We know the simplest chemical compound: it is the hydrogen molecule. There can be no simpler compound, because hydrogen is the first and lightest representative of the Mendeleyev Table.
But what about the most complex? Here we can say nothing definite. Chemistry knows truly gigantic molecules consisting of tens and hundreds of thousands and even millions of atoms. Yet nobody can say whether there is any limit to complexity.
On the other hand, we could estimate comparatively precisely how many chemical compounds are known. But the number we got today would be out of date by tomorrow. At present about ten new substances are synthesized each day in the laboratories of the globe, and this daily yield increases from year to year.

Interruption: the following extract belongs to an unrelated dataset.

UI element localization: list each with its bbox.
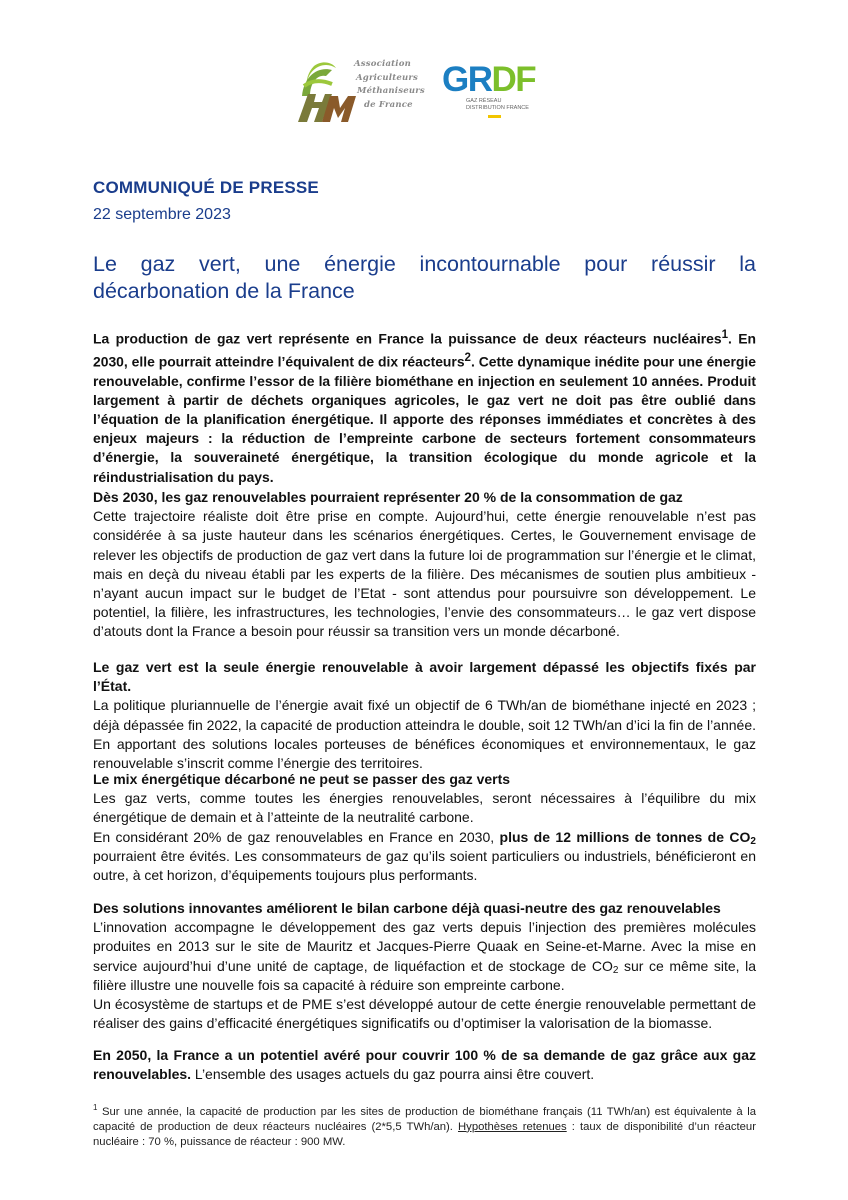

The chemical information service tells us that altogether about two million chemical compounds have been isolated from natural raw materials or obtained artificially.
This number is impressive but it appears that the contributions of the inhabitants of the Big House vary widely.
The number of compounds of, say, the noble gases, helium, neon, and argon, is zero. Authentically three compounds have been obtained for the rare-earth element promethium (physicists prepare it artificially in nuclear reactors), and these are very ordinary ones: the hydrate, the nitrate, and the chloride. As to the other artificial elements, the situation is no better. Some of them have been prepared in amounts of so many atoms... So what is there to be said about their compounds!
But there is a unique element in the Mendeleyev Table. It is quite exceptional with respect to the number of complex substances it can form.
It is the occupant of Flat No. 6 in the Big House and its name is carbon.
Of the two million different molecules in existence, one million 700 thousand are molecules with a framework of carbon atoms. These compounds are studied by a huge branch of chemistry called organic chemistry. The compounds of all the other elements constitute the domain of inorganic chemistry.
So you see, organic substances are almost six times more numerous than inorganic substances.
A new organic substance is much easier to synthesize, as a rule. It would be excellent if inorganic chemists could report the preparation of at least one new compound per day. True, prospects have become more promising in recent years
Organic chemists are aided by a remarkable peculiarity of carbon atoms.